Entrate Tributarie: tiene il gettito nel primo trimestre 2013

Con il mese di marzo si chiude quasi completamente la contabilità fiscale di competenza economica dell’anno 2012.

Le entrate tributarie erariali registrate nel periodo gennaio – marzo 2013, accertate in base al criterio della competenza giuridica, ammontano a 87.756 milioni di euro con una lieve flessione dello 0,3% (-223milioni di euro) rispetto allo stesso periodo dell’anno precedente.

Le imposte dirette fanno registrare un aumento complessivo del 5,9% (+2.787 milioni di euro) rispetto allo stesso periodo dell’anno precedente. Il gettito Irpef presenta una variazione positiva del 2,0% (+850 milioni di euro) che riflette gli incrementi delle ritenute sui redditi dei dipendenti del settore pubblico (+4,3%), del settore privato (+0,9%) e dei versamenti in autoliquidazione (+24,5%) e le flessioni delle ritenute sui redditi dei lavoratori autonomi (-7,5%).

L’IRES presenta un gettito di 1.060 milioni di euro (-115 milioni pari a -9,8%).
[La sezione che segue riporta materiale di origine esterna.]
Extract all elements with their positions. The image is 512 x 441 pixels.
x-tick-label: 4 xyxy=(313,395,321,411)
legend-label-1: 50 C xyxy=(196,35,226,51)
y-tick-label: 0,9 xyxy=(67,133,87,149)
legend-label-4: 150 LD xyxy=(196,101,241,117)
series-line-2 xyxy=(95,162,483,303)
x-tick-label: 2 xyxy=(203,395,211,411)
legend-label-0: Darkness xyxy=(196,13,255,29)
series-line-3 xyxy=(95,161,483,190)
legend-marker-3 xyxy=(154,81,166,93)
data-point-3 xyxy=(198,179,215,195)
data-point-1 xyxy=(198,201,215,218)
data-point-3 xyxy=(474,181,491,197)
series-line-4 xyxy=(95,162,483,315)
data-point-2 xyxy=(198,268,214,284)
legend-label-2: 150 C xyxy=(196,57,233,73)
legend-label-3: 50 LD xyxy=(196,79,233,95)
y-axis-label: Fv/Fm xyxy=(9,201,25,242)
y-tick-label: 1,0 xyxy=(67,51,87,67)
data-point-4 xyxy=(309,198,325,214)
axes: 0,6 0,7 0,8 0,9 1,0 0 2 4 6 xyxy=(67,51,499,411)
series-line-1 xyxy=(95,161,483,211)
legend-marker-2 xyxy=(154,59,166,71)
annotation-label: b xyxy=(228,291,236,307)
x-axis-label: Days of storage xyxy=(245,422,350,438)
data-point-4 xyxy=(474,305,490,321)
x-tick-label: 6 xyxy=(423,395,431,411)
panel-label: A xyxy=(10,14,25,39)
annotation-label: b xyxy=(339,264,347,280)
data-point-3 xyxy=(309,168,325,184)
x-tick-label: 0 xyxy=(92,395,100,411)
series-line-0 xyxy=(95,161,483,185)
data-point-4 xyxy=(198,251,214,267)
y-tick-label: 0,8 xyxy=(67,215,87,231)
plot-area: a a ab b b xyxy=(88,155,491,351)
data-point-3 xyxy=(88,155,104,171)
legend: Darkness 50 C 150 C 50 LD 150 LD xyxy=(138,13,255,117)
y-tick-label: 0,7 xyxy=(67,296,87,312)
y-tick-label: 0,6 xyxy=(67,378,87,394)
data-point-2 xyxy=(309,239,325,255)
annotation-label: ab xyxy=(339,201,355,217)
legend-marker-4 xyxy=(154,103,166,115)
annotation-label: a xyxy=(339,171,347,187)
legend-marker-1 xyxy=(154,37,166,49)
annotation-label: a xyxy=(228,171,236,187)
Tra le altre imposte dirette si registra un incremento dell’imposta sostitutiva su ritenute, interessi e altri redditi di capitale pari a +64,7% (+844 milioni di euro). Il risultato positivo deriva principalmente dall’aumento delle ritenute su interessi e premi corrisposti da istituti di credito (+107 milioni di euro, pari a + 32,3%) e dell’imposta sostitutiva su interessi e premi di obbligazioni e titoli similari che ha fatto registrare maggiori entrate per 567 milioni di euro (+93,1%).

In crescita l’imposta sostitutiva sul risultato maturato delle gestioni individuali di portafoglio (+914 milioni di euro) di cui all’art.7 del D.Lgs 21 novembre 1997 n. 461, prelevata dai soggetti gestori (ovvero dagli istituti di credito e/o intermediari finanziari) e l’imposta sostitutiva sul valore dell’attivo dei fondi pensione maturate al 31 dicembre dell’anno 2012(+441 milioni di euro). La crescita sostenuta dell’imposta sostitutiva sul risultato maturato delle gestioni individuali di portafoglio e dell’imposta sostitutiva sul valore dell’attivo dei fondi pensione riflette in particolare sia gli effetti del nuovo regime di tassazione previsto dall’art. 2, comma 6-34 del D.L. n. 138/2011, in vigore dal 1° gennaio 2012, che ha previsto un aumento dell’aliquota dal 12,5% al 20%, sia la buona performance dei rendimenti di capitale realizzati dalle società che operano nel risparmio gestito e nella previdenza complementare.

Le imposte indirette registrano una diminuzione del 7,4% (-3.010 milioni di euro). In particolare, il gettito IVA risulta in flessione del 8,6% (-1.900 milioni di euro) quale riflesso della riduzione del gettito derivante dalla componente relativa agli scambi interni (-5,0%) e dal prelievo sulle importazioni (-22,9%).In controtendenza, nonostante la fase congiunturale negativa,si continua a registrare un andamento positivo del gettito IVA nel settore del commercio al dettaglio (+2,1%) che riflette l’efficacia dell’azione di contrasto all’evasione.

Tra le altre imposte indirette si segnala la flessione registrata dal gettito dell’imposta di fabbricazione sugli oli minerali (-4,7% pari a -231 milioni di euro) per effetto del calo dei consumi, e la lieve flessione del gettito dell’imposta di consumo sul gas metano (-1,5%, pari a -15 milioni di euro).

In flessione il gettito delle imposte sulle transazioni che nel complesso diminuisce del 5,5%.

Le entrate relative ai giochi si riducono complessivamente dell’8,7% (-300 milioni di euro).

Le entrate tributarie derivanti dall’attività di accertamento e controllo risultano pari a 1.554 milioni di euro(-32 milioni di euro pari a-2,0%).

Nel complesso, nonostante il marcato deterioramento del ciclo economico, il gettito del primo trimestre 2013 è sostanzialmente in linea con quello dell’analogo periodo dell’anno precedente.